DEVELOPERS wanting to build homes or supermarkets in the Selby district may soon have to pay a new levy towards improvements to the local infrastructure.

Selby District Council has launched a public consultation on proposals for a Community Infrastructure Levy (CIL) to help meet the costs of, for example, schools and roads.

The authority says the system will run alongside existing Section 106 planning agreements to ensure new developments contribute positively to communities rather than add a burden.

The authority is proposing a charge of £25 per square metre on new housing in the south of the district, and £45 per square metre in the north, which could raise £12 million.

A spokeswoman said: “This means a ‘typical’ house will pay about £2,500 and £5,400 respectively. Supermarkets will pay £110 per square metre, which means a small budget supermarket may typically pay £130,000.”

Council leader Mark Crane said housing development over the years had not always been matched by supporting improvements, and the infrastructure was feeling the pressure.

“It is only fair that the new development that adds these pressures to our infrastructure pays its own way,” he said.

“In the past, the council has negotiated with developers for so-called Section 106 agreements. These payments contribute towards infrastructure, but are very variable in value.

“This new Community Infrastructure Levy addresses that by setting out a standard charge per square metre that development must pay. It’s fairer, simpler and faster.”

Coun Cliff Lunn, lead member for finance and resources, said he had initially been worried that the levy would simply be added on to the price of a house, making it even harder for people to get on to the property ladder, or would deter investment in jobs.

“However, the experiences of other councils that have already got a CIL in place shows that this is not the case,” he said.

“Instead, the value of land is reduced to free up capital to pay the CIL charge, and this in turn actually stimulates growth.”

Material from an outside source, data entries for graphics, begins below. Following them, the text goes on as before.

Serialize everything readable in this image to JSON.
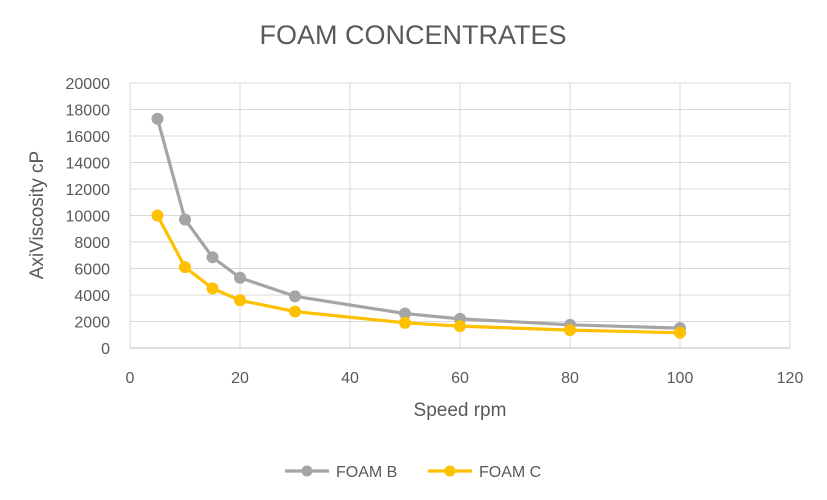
{
  "chart_data": {
    "type": "line",
    "title": "FOAM CONCENTRATES",
    "xlabel": "Speed rpm",
    "ylabel": "AxiViscosity cP",
    "xlim": [
      0,
      120
    ],
    "ylim": [
      0,
      20000
    ],
    "xticks": [
      0,
      20,
      40,
      60,
      80,
      100,
      120
    ],
    "yticks": [
      0,
      2000,
      4000,
      6000,
      8000,
      10000,
      12000,
      14000,
      16000,
      18000,
      20000
    ],
    "grid": true,
    "legend": "bottom",
    "x": [
      5,
      10,
      15,
      20,
      30,
      50,
      60,
      80,
      100
    ],
    "series": [
      {
        "name": "FOAM B",
        "color": "#a5a5a5",
        "values": [
          17300,
          9700,
          6850,
          5300,
          3900,
          2600,
          2200,
          1750,
          1500
        ]
      },
      {
        "name": "FOAM C",
        "color": "#ffc000",
        "values": [
          10000,
          6100,
          4500,
          3600,
          2750,
          1900,
          1650,
          1350,
          1150
        ]
      }
    ]
  }
}
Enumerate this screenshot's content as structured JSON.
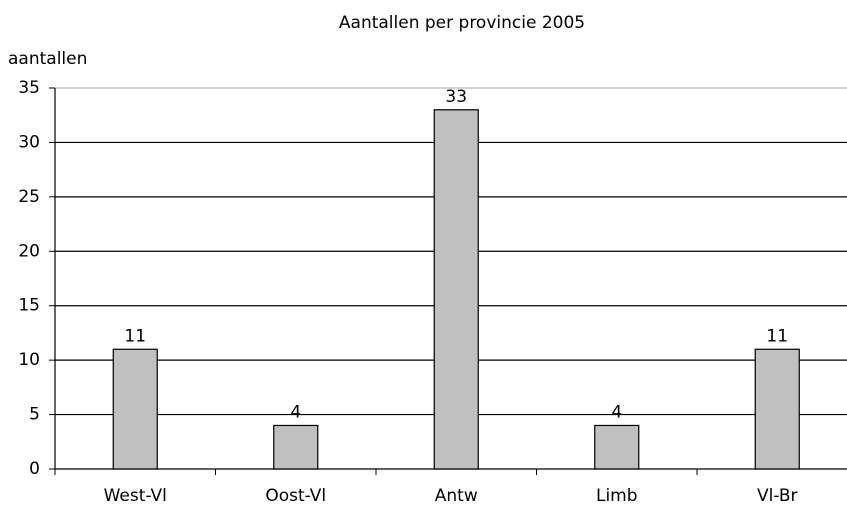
{
  "chart_data": {
    "type": "bar",
    "title": "Aantallen per provincie 2005",
    "y_label": "aantallen",
    "categories": [
      "West-Vl",
      "Oost-Vl",
      "Antw",
      "Limb",
      "Vl-Br"
    ],
    "values": [
      11,
      4,
      33,
      4,
      11
    ],
    "color": "#c0c0c0",
    "ylim": [
      0,
      35
    ],
    "yticks": [
      0,
      5,
      10,
      15,
      20,
      25,
      30,
      35
    ],
    "grid": true
  }
}
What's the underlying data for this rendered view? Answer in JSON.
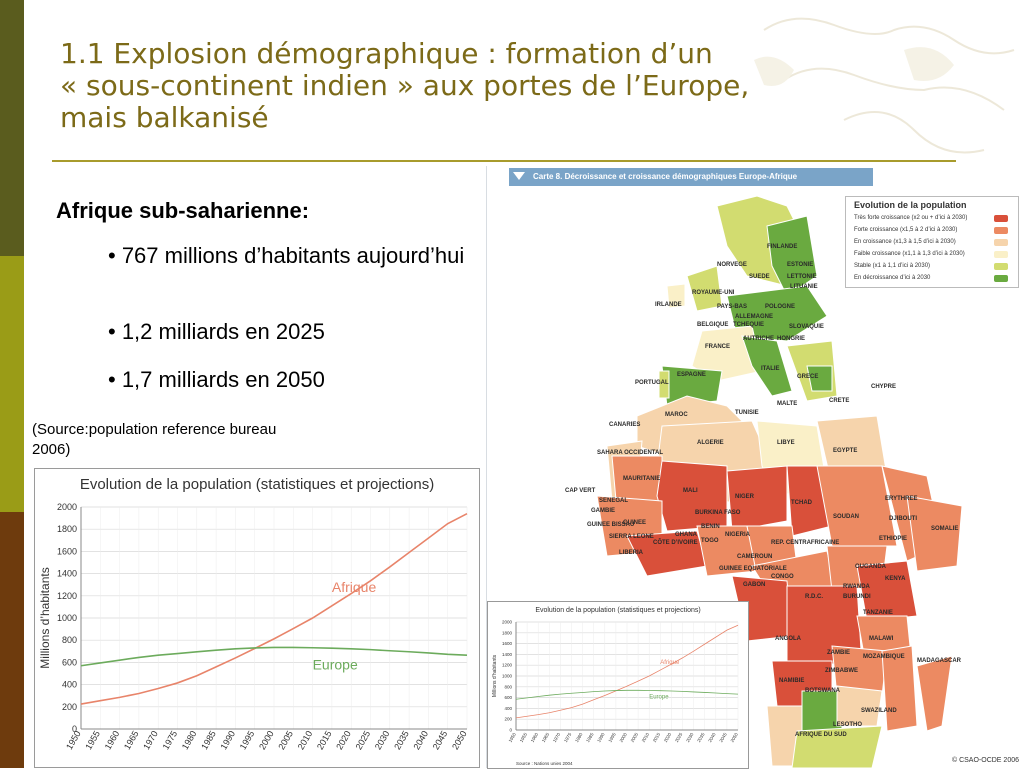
{
  "header": {
    "title_lines": [
      "1.1 Explosion démographique : formation d’un",
      "« sous-continent indien » aux portes de l’Europe,",
      "mais balkanisé"
    ]
  },
  "body": {
    "subtitle": "Afrique sub-saharienne:",
    "bullets": [
      "• 767 millions d’habitants aujourd’hui",
      "• 1,2 milliards en 2025",
      "• 1,7 milliards en 2050"
    ],
    "source": "(Source:population reference bureau 2006)"
  },
  "chart_data": [
    {
      "type": "line",
      "title": "Evolution de la population (statistiques et projections)",
      "ylabel": "Millions d’habitants",
      "xlabel": "",
      "x": [
        "1950",
        "1955",
        "1960",
        "1965",
        "1970",
        "1975",
        "1980",
        "1985",
        "1990",
        "1995",
        "2000",
        "2005",
        "2010",
        "2015",
        "2020",
        "2025",
        "2030",
        "2035",
        "2040",
        "2045",
        "2050"
      ],
      "ylim": [
        0,
        2000
      ],
      "yticks": [
        0,
        200,
        400,
        600,
        800,
        1000,
        1200,
        1400,
        1600,
        1800,
        2000
      ],
      "grid": true,
      "series": [
        {
          "name": "Afrique",
          "color": "#e8846a",
          "values": [
            225,
            255,
            285,
            320,
            365,
            415,
            480,
            560,
            640,
            725,
            812,
            905,
            1000,
            1110,
            1220,
            1335,
            1460,
            1590,
            1720,
            1850,
            1940
          ]
        },
        {
          "name": "Europe",
          "color": "#6cab5c",
          "values": [
            570,
            595,
            620,
            645,
            665,
            680,
            695,
            710,
            722,
            730,
            735,
            735,
            732,
            728,
            722,
            715,
            705,
            696,
            685,
            673,
            665
          ]
        }
      ]
    },
    {
      "type": "line",
      "title": "Evolution de la population (statistiques et projections)",
      "ylabel": "Millions d’habitants",
      "source": "Source : Nations unies 2004",
      "x": [
        "1950",
        "1955",
        "1960",
        "1965",
        "1970",
        "1975",
        "1980",
        "1985",
        "1990",
        "1995",
        "2000",
        "2005",
        "2010",
        "2015",
        "2020",
        "2025",
        "2030",
        "2035",
        "2040",
        "2045",
        "2050"
      ],
      "ylim": [
        0,
        2000
      ],
      "yticks": [
        0,
        200,
        400,
        600,
        800,
        1000,
        1200,
        1400,
        1600,
        1800,
        2000
      ],
      "series": [
        {
          "name": "Afrique",
          "color": "#e8846a",
          "values": [
            225,
            255,
            285,
            320,
            365,
            415,
            480,
            560,
            640,
            725,
            812,
            905,
            1000,
            1110,
            1220,
            1335,
            1460,
            1590,
            1720,
            1850,
            1940
          ]
        },
        {
          "name": "Europe",
          "color": "#6cab5c",
          "values": [
            570,
            595,
            620,
            645,
            665,
            680,
            695,
            710,
            722,
            730,
            735,
            735,
            732,
            728,
            722,
            715,
            705,
            696,
            685,
            673,
            665
          ]
        }
      ]
    }
  ],
  "map": {
    "title": "Carte 8. Décroissance et croissance démographiques Europe-Afrique",
    "credit": "© CSAO-OCDE 2006",
    "legend": {
      "title": "Evolution de la population",
      "items": [
        {
          "label": "Très forte croissance (x2 ou + d’ici à 2030)",
          "color": "#d9503a"
        },
        {
          "label": "Forte croissance (x1,5 à 2 d’ici à 2030)",
          "color": "#ec8a62"
        },
        {
          "label": "En croissance (x1,3 à 1,5 d’ici à 2030)",
          "color": "#f6d4ac"
        },
        {
          "label": "Faible croissance (x1,1 à 1,3 d’ici à 2030)",
          "color": "#faf0c8"
        },
        {
          "label": "Stable (x1 à 1,1 d’ici à 2030)",
          "color": "#d2dc70"
        },
        {
          "label": "En décroissance d’ici à 2030",
          "color": "#6aaa40"
        }
      ]
    },
    "countries": [
      "FINLANDE",
      "NORVEGE",
      "SUEDE",
      "ESTONIE",
      "LETTONIE",
      "LITUANIE",
      "ROYAUME-UNI",
      "IRLANDE",
      "PAYS-BAS",
      "POLOGNE",
      "BELGIQUE",
      "ALLEMAGNE",
      "TCHEQUIE",
      "SLOVAQUIE",
      "HONGRIE",
      "AUTRICHE",
      "FRANCE",
      "PORTUGAL",
      "ESPAGNE",
      "ITALIE",
      "GRECE",
      "CHYPRE",
      "MALTE",
      "CRETE",
      "MAROC",
      "TUNISIE",
      "CANARIES",
      "ALGERIE",
      "LIBYE",
      "EGYPTE",
      "SAHARA OCCIDENTAL",
      "MAURITANIE",
      "CAP VERT",
      "MALI",
      "NIGER",
      "SENEGAL",
      "GAMBIE",
      "GUINEE BISSAU",
      "BURKINA FASO",
      "GUINEE",
      "TCHAD",
      "SOUDAN",
      "ERYTHREE",
      "DJIBOUTI",
      "SIERRA LEONE",
      "LIBERIA",
      "GHANA",
      "CÔTE D’IVOIRE",
      "TOGO",
      "BENIN",
      "NIGERIA",
      "REP. CENTRAFRICAINE",
      "ETHIOPIE",
      "SOMALIE",
      "CAMEROUN",
      "GUINEE EQUATORIALE",
      "CONGO",
      "GABON",
      "OUGANDA",
      "KENYA",
      "RWANDA",
      "BURUNDI",
      "R.D.C.",
      "TANZANIE",
      "ANGOLA",
      "MALAWI",
      "ZAMBIE",
      "ZIMBABWE",
      "MOZAMBIQUE",
      "MADAGASCAR",
      "NAMIBIE",
      "BOTSWANA",
      "SWAZILAND",
      "LESOTHO",
      "AFRIQUE DU SUD"
    ]
  }
}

Coun Chris Metcalfe, lead member for communities, said 15 per cent of the money raised would be handed to the parish or town council to spend as they deemed appropriate.

The consultation will end on February 28. For more information and to take part, people can visit their local library, the Access Selby customer contract centre in Selby, or go to

• The Press recently revealed that out of more than £3.2 million received by City of York Council from developers through Section 106 agreements between 2008 and 2013, about £2.7 million was unspent.